O petróleo Brent, referência internacional, caiu 5,3% no quarto trimestre ante o mesmo período do ano anterior, para US$ 84,05 por barril, mostrou a companhia.
A petroleira apontou perdas no último trimestre de 2023 em campos de produção de óleo e gás no Brasil, com destaque para Roncador, na Bacia de Campos, devido a uma revisão da curva de produção.
Além disso, houve aumento de despesas com a provisão de abandono em campos em devolução, principalmente em Sergipe Alagoas, Bacia de Campos e Rio Grande do Norte e Ceará.
Desconsiderando itens não recorrentes, o lucro líquido seria de R$ 41 bilhões, redução de 6,3% na comparação com o trimestre do ano anterior, ficando acima do esperado por analistas, que previam um resultado de R$ 35,3 bilhões, em média, conforme pesquisa da LSEG.
No ano de 2023, o lucro líquido da Petrobras caiu 33,8% ante o recorde registrado no ano anterior, para R$ 124,6 bilhões, diante de um recuo de 18% do valor do Brent. Apesar da queda, o montante foi o segundo mais alto da história da companhia.
“Este é o primeiro ano de uma jornada que levará a Petrobras a liderar a transição energética justa no Brasil de forma gradual e consciente”, disse em nota o CEO, Jean Paul Prates. “Vamos encarar os desafios aproveitando as sinergias com os nossos negócios e alavancados nas nossas expertises, nunca negligenciando a geração de valor econômico, como não poderia deixar de ser para uma empresa que quer manter-se competitiva e perpetuar valor para as gerações futuras”.
Com o resultado, o conselho da Petrobras autorizou o encaminhamento à Assembleia Geral Ordinária (AGO), prevista para 25 de abril, da proposta de distribuição de dividendos equivalentes a R$ 14,2 bilhões.

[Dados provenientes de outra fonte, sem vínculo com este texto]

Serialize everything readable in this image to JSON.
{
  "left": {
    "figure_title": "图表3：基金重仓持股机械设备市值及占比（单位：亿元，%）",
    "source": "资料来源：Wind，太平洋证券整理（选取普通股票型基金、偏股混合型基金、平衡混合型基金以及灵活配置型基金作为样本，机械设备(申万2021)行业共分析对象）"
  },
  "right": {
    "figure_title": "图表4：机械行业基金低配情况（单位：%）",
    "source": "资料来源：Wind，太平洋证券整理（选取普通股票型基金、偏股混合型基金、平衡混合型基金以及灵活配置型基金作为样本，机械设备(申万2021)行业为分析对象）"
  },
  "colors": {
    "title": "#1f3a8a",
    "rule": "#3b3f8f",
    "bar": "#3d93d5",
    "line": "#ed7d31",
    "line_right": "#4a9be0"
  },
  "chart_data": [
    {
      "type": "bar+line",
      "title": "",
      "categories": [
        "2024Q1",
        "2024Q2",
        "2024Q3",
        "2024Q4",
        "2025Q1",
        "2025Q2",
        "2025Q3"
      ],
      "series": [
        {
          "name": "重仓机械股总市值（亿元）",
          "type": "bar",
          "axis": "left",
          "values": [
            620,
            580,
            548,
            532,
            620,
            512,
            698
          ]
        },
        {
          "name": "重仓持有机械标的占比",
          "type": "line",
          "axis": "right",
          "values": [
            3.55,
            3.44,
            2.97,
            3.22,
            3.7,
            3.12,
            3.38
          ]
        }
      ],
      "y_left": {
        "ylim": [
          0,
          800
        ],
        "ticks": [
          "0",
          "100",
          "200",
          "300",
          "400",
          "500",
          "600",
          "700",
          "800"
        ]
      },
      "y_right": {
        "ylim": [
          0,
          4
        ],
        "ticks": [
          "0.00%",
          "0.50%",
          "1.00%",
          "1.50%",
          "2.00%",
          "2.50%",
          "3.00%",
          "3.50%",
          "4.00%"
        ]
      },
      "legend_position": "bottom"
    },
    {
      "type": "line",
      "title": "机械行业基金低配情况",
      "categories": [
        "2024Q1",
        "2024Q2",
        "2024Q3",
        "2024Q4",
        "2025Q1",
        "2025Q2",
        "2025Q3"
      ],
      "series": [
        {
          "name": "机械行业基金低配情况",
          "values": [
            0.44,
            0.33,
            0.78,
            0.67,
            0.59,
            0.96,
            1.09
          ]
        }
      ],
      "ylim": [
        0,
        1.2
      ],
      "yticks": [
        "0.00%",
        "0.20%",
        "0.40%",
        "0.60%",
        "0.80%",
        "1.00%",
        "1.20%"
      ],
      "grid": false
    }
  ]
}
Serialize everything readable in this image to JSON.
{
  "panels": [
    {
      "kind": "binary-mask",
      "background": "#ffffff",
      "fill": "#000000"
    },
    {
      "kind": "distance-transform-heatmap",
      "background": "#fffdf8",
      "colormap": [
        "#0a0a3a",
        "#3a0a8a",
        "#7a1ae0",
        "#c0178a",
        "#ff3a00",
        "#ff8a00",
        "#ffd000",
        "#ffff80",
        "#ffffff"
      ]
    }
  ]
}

Caso haja aprovação pela AGO da proposta autorizada pelo conselho nesta quinta-feira, os dividendos totais do exercício de 2023 totalizarão R$ 72,4 bilhões.
O lucro antes de juros, impostos, amortização e depreciação (Ebitda) ajustado totalizou R$ 66,9 bilhões entre outubro e dezembro, queda de 8,5% versus o mesmo período do ano anterior. Já a receita de vendas da petroleira somou R$ 134,3 bilhões no trimestre, queda de 15,3% na comparação anual.

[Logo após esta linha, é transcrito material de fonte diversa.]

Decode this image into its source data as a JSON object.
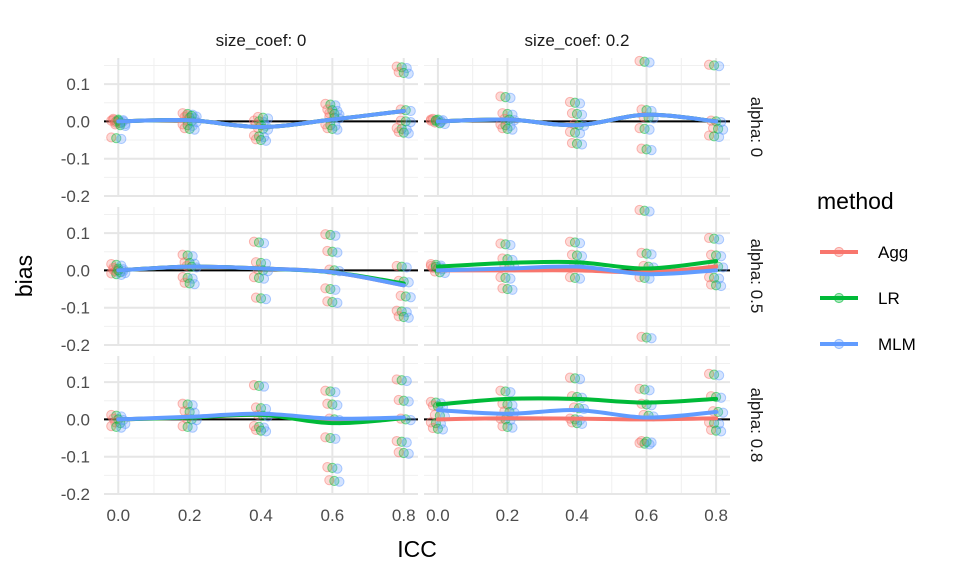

A empresa havia reportado no mês passado que suas vendas totais de petróleo, gás e derivados no quarto trimestre alcançaram 3,07 milhões de barris ao dia, estável ante o mesmo período do ano anterior e praticamente estável na comparação trimestral.
O resultado anual foi ainda impactado pelo aumento nas despesas operacionais, incluindo menores ganhos de capital decorrentes dos acordos de coparticipação nos campos de Sépia e Atapu, por maiores despesas com baixas contábeis, abandono e tributárias.
O Ebitda ajustado recuou 23% no ano passado, para R$ 262,2 bilhões, também o segundo mais alto na história da companhia. A Petrobras ainda registrou o segundo maior fluxo de caixa operacional da história, com R$ 215,7 bilhões, uma queda de 15,5% ante um ano anterior.
“Estes resultados foram sustentados pelos recordes operacionais ao longo do ano passado e pela bem-sucedida estratégia comercial para diesel e gasolina”, disse a empresa em nota.
Em 2023, a Petrobras investiu US$ 12,7 bilhões, um crescimento de 29% em relação ao ano anterior. Além disso, a companhia pagou R$ 240 bilhões em tributos à União e demais entes públicos.
A companhia reportou ainda redução de US$ 1,2 bilhão na dívida financeira e apontou que a dívida bruta permanece controlada, a US$ 62,6 bilhões, mesmo após o aumento de US$ 10 bilhões referentes a arrendamentos de plataformas.